Les parents eux, peuvent avoir besoin de transmettre un grand nombre d'informations lors de ces transmissions du matin. Ça les rassure. Ils vont apporter des éléments pour que l'enfant soit bien. Ils peuvent avoir beaucoup d'exigences. On doit les entendre, mais ça ne veut pas dire que tout doit être accepté. Par exemple, au sujet des siestes, si le parent veut qu'on réveille l'enfant, il est important d'essayer de cheminer vers une alliance avec lui dans l'intérêt de l'enfant. Ensemble on doit réfléchir à la problématique et on doit chercher ensemble une solution comme peut-être le coucher plus tôt.

Vous ne devez pas oublier que si un parent est très exigent voire vous fait beaucoup de reproches, c'est peut-être parce que vous représentez quelque chose d'intolérable pour lui : la séparation ! Il faudra alors faire preuve d'empathie : essayer de se mettre à la place de l'autre pour comprendre ce qu'il ressent (si j'étais à sa place comment je réagirais ?).

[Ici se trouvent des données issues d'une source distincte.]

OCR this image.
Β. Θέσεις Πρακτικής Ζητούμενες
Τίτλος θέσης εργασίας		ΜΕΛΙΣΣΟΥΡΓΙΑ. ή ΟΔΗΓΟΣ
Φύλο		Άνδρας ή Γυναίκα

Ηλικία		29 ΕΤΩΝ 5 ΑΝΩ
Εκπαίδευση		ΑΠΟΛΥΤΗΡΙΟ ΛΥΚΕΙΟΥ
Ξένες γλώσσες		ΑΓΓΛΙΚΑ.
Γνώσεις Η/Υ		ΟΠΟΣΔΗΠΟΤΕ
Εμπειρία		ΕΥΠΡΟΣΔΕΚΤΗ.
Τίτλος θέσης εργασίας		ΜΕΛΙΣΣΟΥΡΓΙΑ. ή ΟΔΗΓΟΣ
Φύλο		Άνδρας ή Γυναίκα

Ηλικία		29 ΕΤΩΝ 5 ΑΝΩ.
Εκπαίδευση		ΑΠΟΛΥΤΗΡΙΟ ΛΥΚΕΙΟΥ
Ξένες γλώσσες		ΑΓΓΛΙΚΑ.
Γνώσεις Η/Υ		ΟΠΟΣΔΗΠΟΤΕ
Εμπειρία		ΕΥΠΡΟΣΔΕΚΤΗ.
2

Les transmissions du soir :

Elles doivent prendre un peu plus de temps. 5 minutes suffisent mais il faut que ce soit du vrai temps. On ne doit pas oublier que ce que l'on va dire, l'enfant l'entend, même si c'est un bébé, donc on ne doit donc pas mentir en disant par exemple que tout s'est bien passé alors qu'il a hurlé une bonne partie de la journée. On lui renvoie l'image de ce qu'il a été dans la journée. Si vous ne lui renvoyez pas la bonne image, il pensera que vous n'avez rien compris. On devra plutôt, sans mentir, réussir à dire aussi ce qui a été positif dans la journée. 

D'ailleurs, comme cela renvoie aussi aux parents, l'image que l'on se fait de l'enfant, il  est important de trouver tous les jours, une chose positive à dire ainsi qu'une anecdote à raconter. Plus on raconte de détails, plus ça montre à l'enfant (ainsi qu'aux parents) que l'on a fait attention à lui et donc qu'il est important. On construit ainsi l'estime de soi. Ça donne aussi confiance aux parents et ça va les aider. Il ne faut pas se contenter de parler du corps de l'enfant (bien mangé, bien dormi, fait caca...). Nous ne "gardons" pas simplement les enfants, nous les aidons à se construire.

On peut aussi s'interroger sur la façon dont on dit les choses. Bien mangé, ça veut dire quoi ? Pour Miriam Rasse, bien manger c'est manger avec plaisir. Qu'importe si l'assiette a été ou n'a pas été finie.  

Il est important pour l'enfant qu'il se rende compte que l'assistante maternelle et les parents se parlent.

Ainsi s'achève ce compte rendu qui aurait certainement été un peu plus complet si je n'avais pas laissé passer autant de temps entre sa rédaction et la réunion. J'en profite pour vous rappeler que sur le site, il existe des fiches qui peuvent vous aider dans ces transmissions. 

Je vous avais présenté l'une d'elle ici : 
et la version 2015 arrivera très prochainement.

A bientôt ! 

Cet article a également été publié sur le blog "Pour un accueil à la Pikler" 

1 commentaire:

  1. Merci pour ce résumé de cette réunion.
    Exactement ce que j'ai écrit dans mon projet d'accueil.
    Exactement ce que j'essaie de transmettre aux parents. Se faire confiance, je ne suis qu'un relais, et si leur enfant est différent c'est parce que les enjeux et le lien affectif n'est pas le même.
    Cela me conforte dans ma façon de procéder.